Пример 17. Флуоресцентный метод определения связывания хвостового белка бактериофага Т4р12 с эндотоксином

На Фиг.11А и 11Б графически проиллюстрировано уменьшение флуоресценции Т4р12 мутанта W359283Y после добавления полисахаридного эндотоксина (PS) из Salmonella typhimurium.

Фиг.11А. Флуоресценцию р12 W359283Y (40 мкг/мл) в интервале 305-450 мм измеряли после возбуждения при длине волны 295 нм. После добавления 3 мкл полисахарида (10 мг/мл) (пунктирная кривая) к 120 мкл раствора р12 мутанта W359283Y можно было наблюдать уменьшение флуоресценции по сравнению с необработанным образцом (сплошная прямая). Данные корректировали с учетом контрольных измерений без р12 W359283Y. На Фиг.11 Б показан процент уменьшения флуоресценции р12 W359283Y (200 мкг/мл или 3,6 мкМ) в зависимости от концентрации используемого эндотоксина. Длина волны возбуждения - 295 нм, а длина волны эмиссии - 350 нм. По оси х откладывали концентрации полисахаридного эндотоксина. Начиная с концентрации полисахарида 500 нМ, наблюдалось значительное уменьшение флуоресценции.

1. Способ обнаружения эндотоксина грамотрицательных бактерий, включающий стадии:

а) инкубации образца с р12 или р12-подобным хвостовым белком бактериофага,

б) обнаружения эндотоксина, связанного с хвостовыми белками бактериофага.

2. Способ по п.1, кроме того, при необходимости включающий в себя после стадии (а) и перед стадией (б) дополнительную стадию

а') отделения комплексов хвостовой белок бактериофага-эндотоксин от образца.

3. Способ по п.1, при котором обнаружение проводят спектроскопическими методами.

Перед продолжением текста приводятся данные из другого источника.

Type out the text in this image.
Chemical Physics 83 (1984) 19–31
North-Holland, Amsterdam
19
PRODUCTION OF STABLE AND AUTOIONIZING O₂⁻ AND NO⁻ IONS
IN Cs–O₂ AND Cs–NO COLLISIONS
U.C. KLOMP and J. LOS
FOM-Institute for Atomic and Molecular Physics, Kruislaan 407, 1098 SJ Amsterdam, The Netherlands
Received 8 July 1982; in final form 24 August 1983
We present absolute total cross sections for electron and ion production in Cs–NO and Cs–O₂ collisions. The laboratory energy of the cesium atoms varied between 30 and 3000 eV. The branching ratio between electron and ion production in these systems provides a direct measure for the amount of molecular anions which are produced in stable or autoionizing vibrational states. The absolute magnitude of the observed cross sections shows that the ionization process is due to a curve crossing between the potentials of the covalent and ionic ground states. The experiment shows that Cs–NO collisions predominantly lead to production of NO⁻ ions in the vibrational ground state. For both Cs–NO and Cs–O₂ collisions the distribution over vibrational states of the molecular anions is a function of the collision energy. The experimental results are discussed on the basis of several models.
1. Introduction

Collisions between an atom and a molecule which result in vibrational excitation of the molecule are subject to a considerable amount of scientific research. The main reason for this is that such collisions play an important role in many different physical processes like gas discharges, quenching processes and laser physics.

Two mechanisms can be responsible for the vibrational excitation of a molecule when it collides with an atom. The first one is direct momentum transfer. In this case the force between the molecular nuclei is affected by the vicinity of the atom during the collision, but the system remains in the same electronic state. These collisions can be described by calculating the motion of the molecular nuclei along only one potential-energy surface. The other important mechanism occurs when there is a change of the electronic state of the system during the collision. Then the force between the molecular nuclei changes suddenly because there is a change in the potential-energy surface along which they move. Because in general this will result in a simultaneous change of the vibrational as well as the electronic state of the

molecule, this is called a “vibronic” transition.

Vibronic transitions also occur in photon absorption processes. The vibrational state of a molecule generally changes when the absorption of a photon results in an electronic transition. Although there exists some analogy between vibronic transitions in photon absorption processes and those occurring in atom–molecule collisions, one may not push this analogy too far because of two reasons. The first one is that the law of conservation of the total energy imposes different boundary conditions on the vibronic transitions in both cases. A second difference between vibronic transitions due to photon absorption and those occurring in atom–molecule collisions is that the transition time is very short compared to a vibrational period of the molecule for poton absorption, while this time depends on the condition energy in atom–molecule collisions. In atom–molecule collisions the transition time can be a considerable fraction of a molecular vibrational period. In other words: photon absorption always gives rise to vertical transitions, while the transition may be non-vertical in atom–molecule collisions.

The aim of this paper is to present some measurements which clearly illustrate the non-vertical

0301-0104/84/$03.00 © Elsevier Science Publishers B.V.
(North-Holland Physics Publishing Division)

4. Способ удаления эндотоксина грамотрицательных бактерий из образца, включающий стадии:

а) инкубации образца или приведения образца в контакт с р12 или р12-подобными хвостовыми белками бактериофага, которые иммобилизованы на постоянном носителе, обеспечивающем отделение неспецифически или направленно,

б) отделения комплекса хвостовой белок бактериофага-эндотоксин от образца.

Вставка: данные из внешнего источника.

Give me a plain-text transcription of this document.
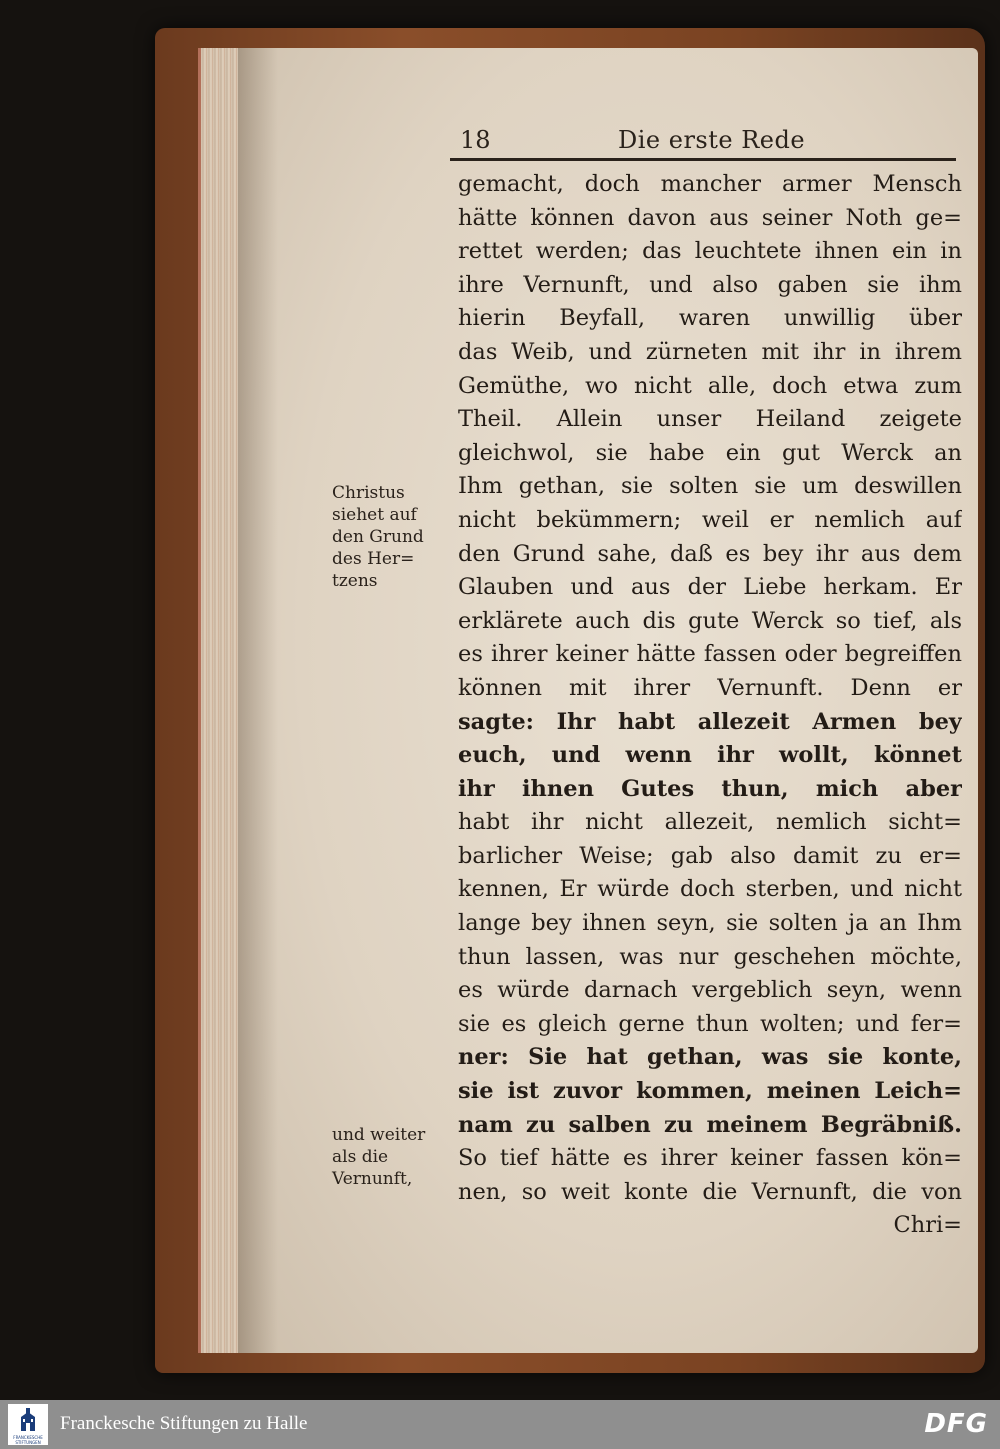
18	Die erste Rede
Christus
siehet auf
den Grund
des Her=
tzens
und weiter
als die
Vernunft,
gemacht, doch mancher armer Mensch
hätte können davon aus seiner Noth ge=
rettet werden; das leuchtete ihnen ein in
ihre Vernunft, und also gaben sie ihm
hierin Beyfall, waren unwillig über
das Weib, und zürneten mit ihr in ihrem
Gemüthe, wo nicht alle, doch etwa zum
Theil. Allein unser Heiland zeigete
gleichwol, sie habe ein gut Werck an
Ihm gethan, sie solten sie um deswillen
nicht bekümmern; weil er nemlich auf
den Grund sahe, daß es bey ihr aus dem
Glauben und aus der Liebe herkam. Er
erklärete auch dis gute Werck so tief, als
es ihrer keiner hätte fassen oder begreiffen
können mit ihrer Vernunft. Denn er
sagte: Ihr habt allezeit Armen bey
euch, und wenn ihr wollt, könnet
ihr ihnen Gutes thun, mich aber
habt ihr nicht allezeit, nemlich sicht=
barlicher Weise; gab also damit zu er=
kennen, Er würde doch sterben, und nicht
lange bey ihnen seyn, sie solten ja an Ihm
thun lassen, was nur geschehen möchte,
es würde darnach vergeblich seyn, wenn
sie es gleich gerne thun wolten; und fer=
ner: Sie hat gethan, was sie konte,
sie ist zuvor kommen, meinen Leich=
nam zu salben zu meinem Begräbniß.
So tief hätte es ihrer keiner fassen kön=
nen, so weit konte die Vernunft, die von
Chri=
FRANCKESCHE STIFTUNGEN
Franckesche Stiftungen zu Halle	DFG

5. Способ по п.4, при котором стадии (а) и (б) выполняют проточным методом на хроматографической колонке.

6. Способ по п.4, при котором постоянный носитель представляет собой фильтрационную среду, стеклянные частицы, магнитные частицы, материалы для центрифугирования, материалы для седиментации или материалы-наполнители для хроматографических колонок, частицы агарозы, титрационные микропланшеты, проточные клеточные камеры, носители, содержащие полистирол, полипропилен, поликарбонат, РММА (полиметилметакрилат), ацетат целлюлозы, нитроцеллюлозу, стекло, силикон или агарозу.

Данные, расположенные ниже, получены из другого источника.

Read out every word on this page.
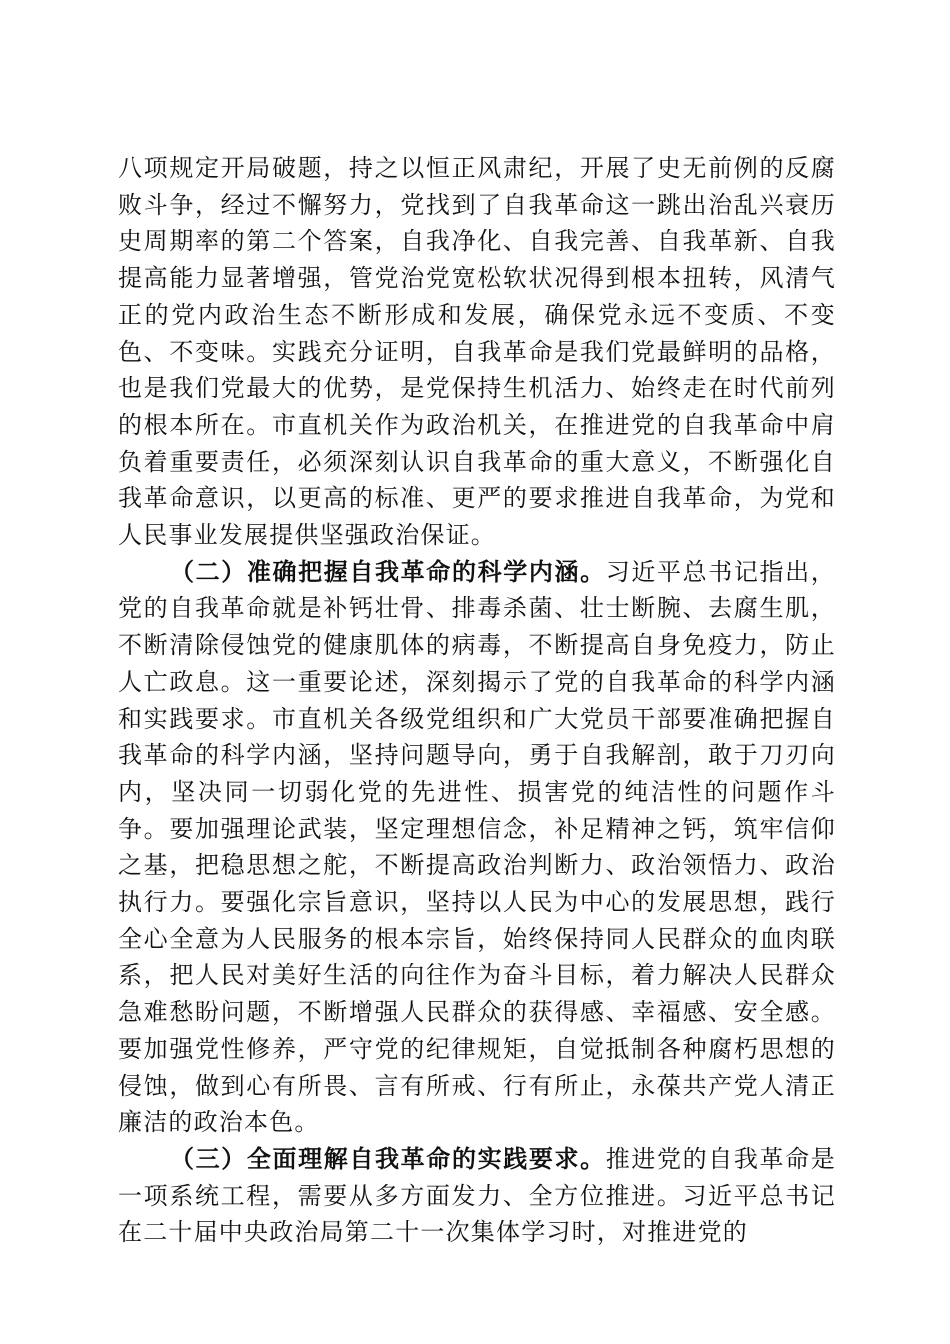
八项规定开局破题，持之以恒正风肃纪，开展了史无前例的反腐败斗争，经过不懈努力，党找到了自我革命这一跳出治乱兴衰历史周期率的第二个答案，自我净化、自我完善、自我革新、自我提高能力显著增强，管党治党宽松软状况得到根本扭转，风清气正的党内政治生态不断形成和发展，确保党永远不变质、不变色、不变味。实践充分证明，自我革命是我们党最鲜明的品格，也是我们党最大的优势，是党保持生机活力、始终走在时代前列的根本所在。市直机关作为政治机关，在推进党的自我革命中肩负着重要责任，必须深刻认识自我革命的重大意义，不断强化自我革命意识，以更高的标准、更严的要求推进自我革命，为党和人民事业发展提供坚强政治保证。

（二）准确把握自我革命的科学内涵。习近平总书记指出，党的自我革命就是补钙壮骨、排毒杀菌、壮士断腕、去腐生肌，不断清除侵蚀党的健康肌体的病毒，不断提高自身免疫力，防止人亡政息。这一重要论述，深刻揭示了党的自我革命的科学内涵和实践要求。市直机关各级党组织和广大党员干部要准确把握自我革命的科学内涵，坚持问题导向，勇于自我解剖，敢于刀刃向内，坚决同一切弱化党的先进性、损害党的纯洁性的问题作斗争。要加强理论武装，坚定理想信念，补足精神之钙，筑牢信仰之基，把稳思想之舵，不断提高政治判断力、政治领悟力、政治执行力。要强化宗旨意识，坚持以人民为中心的发展思想，践行全心全意为人民服务的根本宗旨，始终保持同人民群众的血肉联系，把人民对美好生活的向往作为奋斗目标，着力解决人民群众急难愁盼问题，不断增强人民群众的获得感、幸福感、安全感。要加强党性修养，严守党的纪律规矩，自觉抵制各种腐朽思想的侵蚀，做到心有所畏、言有所戒、行有所止，永葆共产党人清正廉洁的政治本色。

（三）全面理解自我革命的实践要求。推进党的自我革命是一项系统工程，需要从多方面发力、全方位推进。习近平总书记在二十届中央政治局第二十一次集体学习时，对推进党的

7. Способ по п.4, при котором хвостовые белки бактериофага иммобилизованы на постоянном носителе посредством связывающих групп.

8. Способ по п.7, при котором связывающая группа представляет собой пектин, рецептор или антикалин.

9. Способ по п.7, при котором связывающая группа представляет собой стрептавидин или авидин, а хвостовые белки бактериофага связаны с биотином или Strep-tag.

10. Способ по п.4, при котором хвостовые белки бактериофага ковалентно иммобилизованы на постоянном носителе посредством химических связей.

11. Способ по любому из пп.1-10, при котором хвостовой белок бактериофага имеет Strep-tag или His-tag.

12. Способ по п.11, при котором tag имеет аминокислотную последовательность согласно SEQ ID NO: 5, 6 или 7.

13. Способ по п.11, при котором в качестве хвостового белка бактериофага используют белок р12 фага Т4.

14. Способ по любому из пп.1-10 или 12-13, при котором концентрация Са²⁺ при инкубации составляет от 0,1 мкМ до 10 мМ, а концентрация Mg²⁺ составляет от 0,1 мкМ до 10 мМ.

15. Способ по любому из пп.1-3, при котором меченый эндотоксин вытесняют из связи с хвостовым белком бактериофага и затем этот меченый эндотоксин обнаруживают.

Приоритет по пунктам:

24.06.2002 по пп.1-4, 6-15;

24.02.2003 по п.4 признак "или приведения образца в контакт с" и п.5.